The purpose of this study was to evaluate the ability of MR imaging with an endorectal coil (erMRI) to predict the local pathological stage of prostatic carcinoma prior to radical prostatectomy. Thirty-one consecutive patients (median age 61 years, range 40-71 years) with clinically localised prostate cancer were assessed preoperatively by endorectal MRI (at 1.0 T).
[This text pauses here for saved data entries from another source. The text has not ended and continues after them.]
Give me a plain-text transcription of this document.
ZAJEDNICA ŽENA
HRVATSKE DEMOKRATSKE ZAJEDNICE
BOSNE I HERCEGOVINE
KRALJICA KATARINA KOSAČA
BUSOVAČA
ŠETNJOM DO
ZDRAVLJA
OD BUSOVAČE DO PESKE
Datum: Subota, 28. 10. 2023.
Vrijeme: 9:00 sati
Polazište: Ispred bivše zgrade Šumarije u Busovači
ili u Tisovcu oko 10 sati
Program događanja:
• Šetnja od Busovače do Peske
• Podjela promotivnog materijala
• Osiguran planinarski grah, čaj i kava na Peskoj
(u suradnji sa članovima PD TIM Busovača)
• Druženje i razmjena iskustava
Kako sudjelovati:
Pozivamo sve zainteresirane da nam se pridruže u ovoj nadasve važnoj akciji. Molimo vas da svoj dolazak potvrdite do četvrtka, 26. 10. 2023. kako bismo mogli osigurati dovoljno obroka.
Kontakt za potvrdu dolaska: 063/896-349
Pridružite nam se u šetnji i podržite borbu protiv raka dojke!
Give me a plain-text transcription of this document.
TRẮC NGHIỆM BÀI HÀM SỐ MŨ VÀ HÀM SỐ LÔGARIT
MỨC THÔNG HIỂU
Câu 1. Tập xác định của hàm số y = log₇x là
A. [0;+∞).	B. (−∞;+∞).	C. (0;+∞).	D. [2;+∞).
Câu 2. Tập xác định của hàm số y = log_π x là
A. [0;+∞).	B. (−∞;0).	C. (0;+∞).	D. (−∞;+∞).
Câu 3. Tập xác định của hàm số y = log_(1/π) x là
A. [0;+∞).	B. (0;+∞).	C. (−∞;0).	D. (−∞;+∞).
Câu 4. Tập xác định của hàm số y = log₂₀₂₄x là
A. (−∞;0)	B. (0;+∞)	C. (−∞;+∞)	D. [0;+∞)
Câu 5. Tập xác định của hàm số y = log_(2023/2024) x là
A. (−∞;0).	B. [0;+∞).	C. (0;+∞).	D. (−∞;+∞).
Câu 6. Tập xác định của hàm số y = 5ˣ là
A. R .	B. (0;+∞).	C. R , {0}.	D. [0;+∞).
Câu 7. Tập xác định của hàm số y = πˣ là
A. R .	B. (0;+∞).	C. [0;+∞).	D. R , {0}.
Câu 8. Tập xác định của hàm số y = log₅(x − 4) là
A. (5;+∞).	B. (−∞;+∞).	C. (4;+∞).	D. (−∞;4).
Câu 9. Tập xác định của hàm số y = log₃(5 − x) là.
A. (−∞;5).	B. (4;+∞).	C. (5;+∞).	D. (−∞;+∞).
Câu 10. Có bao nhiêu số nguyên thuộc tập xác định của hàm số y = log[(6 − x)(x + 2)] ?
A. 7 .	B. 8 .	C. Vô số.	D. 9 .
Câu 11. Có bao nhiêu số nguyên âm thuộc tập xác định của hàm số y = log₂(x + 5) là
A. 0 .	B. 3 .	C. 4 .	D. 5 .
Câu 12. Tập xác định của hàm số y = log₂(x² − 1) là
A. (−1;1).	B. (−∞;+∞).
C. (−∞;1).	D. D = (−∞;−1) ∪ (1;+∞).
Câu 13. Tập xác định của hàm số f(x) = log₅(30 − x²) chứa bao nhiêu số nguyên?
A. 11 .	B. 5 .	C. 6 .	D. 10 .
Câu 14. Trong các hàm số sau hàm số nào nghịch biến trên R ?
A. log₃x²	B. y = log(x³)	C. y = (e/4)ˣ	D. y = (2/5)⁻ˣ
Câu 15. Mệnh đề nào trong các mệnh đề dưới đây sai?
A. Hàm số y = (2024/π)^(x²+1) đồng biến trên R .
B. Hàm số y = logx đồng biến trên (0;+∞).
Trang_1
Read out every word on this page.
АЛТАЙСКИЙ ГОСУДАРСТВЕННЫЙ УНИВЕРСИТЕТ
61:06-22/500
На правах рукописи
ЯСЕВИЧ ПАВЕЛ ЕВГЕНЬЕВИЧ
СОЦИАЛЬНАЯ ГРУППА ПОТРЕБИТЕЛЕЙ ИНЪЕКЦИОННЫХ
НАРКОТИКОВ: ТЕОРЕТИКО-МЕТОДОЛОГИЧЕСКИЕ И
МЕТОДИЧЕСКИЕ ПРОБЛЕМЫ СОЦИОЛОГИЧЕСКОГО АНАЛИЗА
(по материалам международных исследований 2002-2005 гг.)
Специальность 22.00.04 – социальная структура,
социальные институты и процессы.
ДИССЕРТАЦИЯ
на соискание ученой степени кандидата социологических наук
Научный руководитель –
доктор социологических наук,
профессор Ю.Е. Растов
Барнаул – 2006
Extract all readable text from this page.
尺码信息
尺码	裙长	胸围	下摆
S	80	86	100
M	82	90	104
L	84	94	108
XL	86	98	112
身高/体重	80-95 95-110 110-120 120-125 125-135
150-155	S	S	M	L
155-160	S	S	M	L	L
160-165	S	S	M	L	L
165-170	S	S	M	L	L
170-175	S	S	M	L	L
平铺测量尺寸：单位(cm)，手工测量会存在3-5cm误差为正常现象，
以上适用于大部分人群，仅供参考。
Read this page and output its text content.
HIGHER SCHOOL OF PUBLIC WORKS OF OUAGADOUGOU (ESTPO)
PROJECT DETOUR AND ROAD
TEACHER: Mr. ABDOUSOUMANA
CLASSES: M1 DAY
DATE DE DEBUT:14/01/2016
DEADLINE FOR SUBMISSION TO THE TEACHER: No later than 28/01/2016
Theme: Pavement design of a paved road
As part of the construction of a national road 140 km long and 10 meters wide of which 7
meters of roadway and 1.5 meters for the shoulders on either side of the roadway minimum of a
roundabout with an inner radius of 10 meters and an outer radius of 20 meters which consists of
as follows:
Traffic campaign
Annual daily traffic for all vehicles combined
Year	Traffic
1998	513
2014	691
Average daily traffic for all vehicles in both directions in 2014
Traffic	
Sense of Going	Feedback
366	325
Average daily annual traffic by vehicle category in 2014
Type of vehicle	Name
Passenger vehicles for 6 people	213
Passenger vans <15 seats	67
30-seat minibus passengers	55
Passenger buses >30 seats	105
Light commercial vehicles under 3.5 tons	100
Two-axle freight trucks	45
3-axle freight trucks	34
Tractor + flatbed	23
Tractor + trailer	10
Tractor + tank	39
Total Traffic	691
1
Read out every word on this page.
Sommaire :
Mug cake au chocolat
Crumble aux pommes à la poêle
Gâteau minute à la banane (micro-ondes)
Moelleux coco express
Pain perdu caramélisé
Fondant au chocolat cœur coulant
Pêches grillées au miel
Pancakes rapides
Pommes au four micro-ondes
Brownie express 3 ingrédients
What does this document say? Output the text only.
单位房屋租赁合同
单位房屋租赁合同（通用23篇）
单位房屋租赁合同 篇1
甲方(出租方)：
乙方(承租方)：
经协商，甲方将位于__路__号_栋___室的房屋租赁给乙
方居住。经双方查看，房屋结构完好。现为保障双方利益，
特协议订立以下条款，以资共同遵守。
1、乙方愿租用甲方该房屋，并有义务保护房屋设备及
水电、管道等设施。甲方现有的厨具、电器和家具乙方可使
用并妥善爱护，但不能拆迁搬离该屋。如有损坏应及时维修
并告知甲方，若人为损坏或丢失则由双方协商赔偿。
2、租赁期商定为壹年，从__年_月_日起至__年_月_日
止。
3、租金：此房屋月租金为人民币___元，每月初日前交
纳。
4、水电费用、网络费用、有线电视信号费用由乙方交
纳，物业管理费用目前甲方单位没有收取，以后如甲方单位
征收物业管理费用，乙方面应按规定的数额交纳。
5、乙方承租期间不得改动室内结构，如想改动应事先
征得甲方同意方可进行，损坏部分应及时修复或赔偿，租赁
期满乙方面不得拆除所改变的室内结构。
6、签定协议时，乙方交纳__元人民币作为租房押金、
The pulse sequences consisted of fast spin-echo axial and coronal T2-weighted images and inversion recovery with two echoes for axial fat-suppressed images. The assessment of tumour stage and measurement of tumour dimension by erMRI were compared with the corresponding findings on whole-mount step sections of the surgical specimens. Postoperatively, 14 of the 31 patients (45 %) were found to have extracapsular extension, 7 with capsular penetration (CP) only, and 7 had a combination of CP and seminal vesicle invasion (SVI). Capsular penetration was detected by erMRI with a sensitivity of 0.71 and specificity of 0.47, whereas the sensitivity for SVI detection was 0.71 and the specificity 0.83. Endorectal MRI for staging clinically localised prostatic carcinoma gives a good prediction of invasion of the seminal vesicles but is unreliable in predicting capsular penetration.